Word embedding models try to arrange every word in a text in a spatial grid so that similar words (based on their context) are close together. This is called turning a word into a “vector,” or “embedding it in a vector space.” The grid can’t be directly envisioned, since it is dozens of dimensions wide; but you can use to find synonyms, construct groups of related words, or see how language works in a text.
What’s so great about them?
There’s something appealing post-linguistic-turn about the idea of words as having no meanings other than their relationships to each other.
Plus, the new versions (see below) can work incredibly well. They don’t just let you find synonyms, but also allow for what looks from a distance like simple reasoning. The modern field was reignited when someone at Google came up with a model that lets you do SAT-style analogies; take the vector for “king”, subtract “man” and add “woman,” and it takes you to the vector for “queen.”
Are there alternative implementations?
Yes.
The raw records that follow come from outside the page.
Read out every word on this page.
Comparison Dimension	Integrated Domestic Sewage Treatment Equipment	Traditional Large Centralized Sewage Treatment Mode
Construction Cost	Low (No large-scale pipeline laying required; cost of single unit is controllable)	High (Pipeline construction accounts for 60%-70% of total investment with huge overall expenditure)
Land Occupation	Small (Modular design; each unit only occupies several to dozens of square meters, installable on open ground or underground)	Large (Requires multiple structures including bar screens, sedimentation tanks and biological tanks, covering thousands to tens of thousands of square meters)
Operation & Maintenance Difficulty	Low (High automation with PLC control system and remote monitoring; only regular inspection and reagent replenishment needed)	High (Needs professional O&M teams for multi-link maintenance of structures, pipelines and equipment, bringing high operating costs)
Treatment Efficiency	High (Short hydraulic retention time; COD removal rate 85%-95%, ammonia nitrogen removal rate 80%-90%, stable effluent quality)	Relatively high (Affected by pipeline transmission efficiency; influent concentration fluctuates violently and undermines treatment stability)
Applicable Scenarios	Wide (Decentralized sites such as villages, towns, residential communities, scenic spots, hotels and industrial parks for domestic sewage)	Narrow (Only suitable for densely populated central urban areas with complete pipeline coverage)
Latent Semantic Analysis (LSA) is the oldest and has the most extensive literature pitched at humanists. It uses co-occurrence statistics by documents, but can’t work well on very large document collections. More recently, the Google algorithm described above, word2vec
, took the world by storm by running faster with higher resolution. There are a number of algorithms with claims to being slightly better in various ways. Still, word2vec
is the logical place to start.
What choices do I have to make?
In the modern algorithms, the word size window is the most important. This tells the algorithm how close together words have to be for the algorithm to count them as “similar.” Short windows tend to give you In LSA, there’s isn’t a window. Instead, the document size is a critically important choice. Smaller documents made the algorithm more effective but harder to run.
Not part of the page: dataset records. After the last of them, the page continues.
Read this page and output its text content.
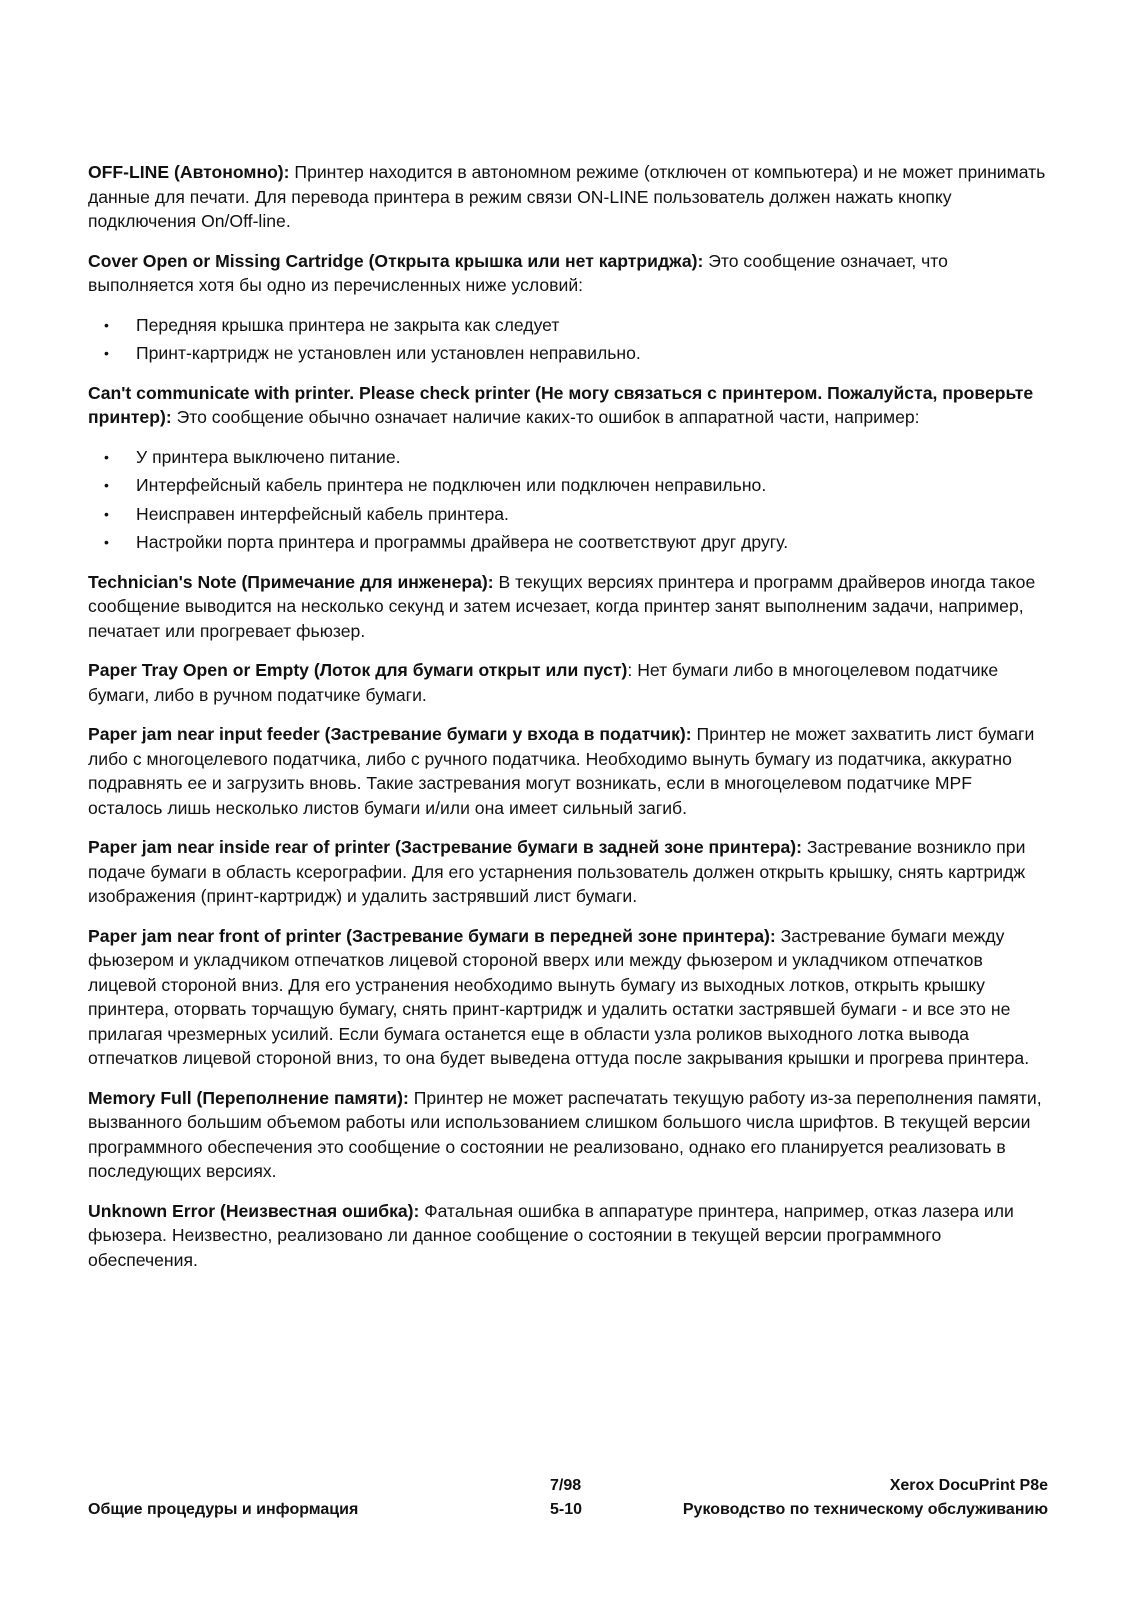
OFF-LINE (Автономно): Принтер находится в автономном режиме (отключен от компьютера) и не может принимать данные для печати. Для перевода принтера в режим связи ON-LINE пользователь должен нажать кнопку подключения On/Off-line.

Cover Open or Missing Cartridge (Открыта крышка или нет картриджа): Это сообщение означает, что выполняется хотя бы одно из перечисленных ниже условий:

• Передняя крышка принтера не закрыта как следует
• Принт-картридж не установлен или установлен неправильно.

Can't communicate with printer. Please check printer (Не могу связаться с принтером. Пожалуйста, проверьте принтер): Это сообщение обычно означает наличие каких-то ошибок в аппаратной части, например:

• У принтера выключено питание.
• Интерфейсный кабель принтера не подключен или подключен неправильно.
• Неисправен интерфейсный кабель принтера.
• Настройки порта принтера и программы драйвера не соответствуют друг другу.

Technician's Note (Примечание для инженера): В текущих версиях принтера и программ драйверов иногда такое сообщение выводится на несколько секунд и затем исчезает, когда принтер занят выполненим задачи, например, печатает или прогревает фьюзер.

Paper Tray Open or Empty (Лоток для бумаги открыт или пуст): Нет бумаги либо в многоцелевом податчике бумаги, либо в ручном податчике бумаги.

Paper jam near input feeder (Застревание бумаги у входа в податчик): Принтер не может захватить лист бумаги либо с многоцелевого податчика, либо с ручного податчика. Необходимо вынуть бумагу из податчика, аккуратно подравнять ее и загрузить вновь. Такие застревания могут возникать, если в многоцелевом податчике MPF осталось лишь несколько листов бумаги и/или она имеет сильный загиб.

Paper jam near inside rear of printer (Застревание бумаги в задней зоне принтера): Застревание возникло при подаче бумаги в область ксерографии. Для его устарнения пользователь должен открыть крышку, снять картридж изображения (принт-картридж) и удалить застрявший лист бумаги.

Paper jam near front of printer (Застревание бумаги в передней зоне принтера): Застревание бумаги между фьюзером и укладчиком отпечатков лицевой стороной вверх или между фьюзером и укладчиком отпечатков лицевой стороной вниз. Для его устранения необходимо вынуть бумагу из выходных лотков, открыть крышку принтера, оторвать торчащую бумагу, снять принт-картридж и удалить остатки застрявшей бумаги - и все это не прилагая чрезмерных усилий. Если бумага останется еще в области узла роликов выходного лотка вывода отпечатков лицевой стороной вниз, то она будет выведена оттуда после закрывания крышки и прогрева принтера.

Memory Full (Переполнение памяти): Принтер не может распечатать текущую работу из-за переполнения памяти, вызванного большим объемом работы или использованием слишком большого числа шрифтов. В текущей версии программного обеспечения это сообщение о состоянии не реализовано, однако его планируется реализовать в последующих версиях.

Unknown Error (Неизвестная ошибка): Фатальная ошибка в аппаратуре принтера, например, отказ лазера или фьюзера. Неизвестно, реализовано ли данное сообщение о состоянии в текущей версии программного обеспечения.

7/98	Xerox DocuPrint P8e
Общие процедуры и информация	5-10	Руководство по техническому обслуживанию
As in topic modeling, you have to decide what constitutes a word. Lowercasing and stripping punctuation ahead of time is generally useful; unlike the topic modeling programs, the word embedding programs usually don’t do this for you.
The number of dimensions isn’t especially critical. Having more is generally better, but takes up more hard drive space and processing time. You should use as many as you can–somewhere between 50 and 500. Training can take a few hours.
Other than that, the defaults are fine.
What software should I use?
There’s not much yet. word2vec
was released as open-source code you can compile at home; there are some instructions on the web. In Python, the gensim
toolkit has a good implementation with some nice bells and whistles. In R, I’ve written a package to help train and explore models using the word2vec codebase without the command line.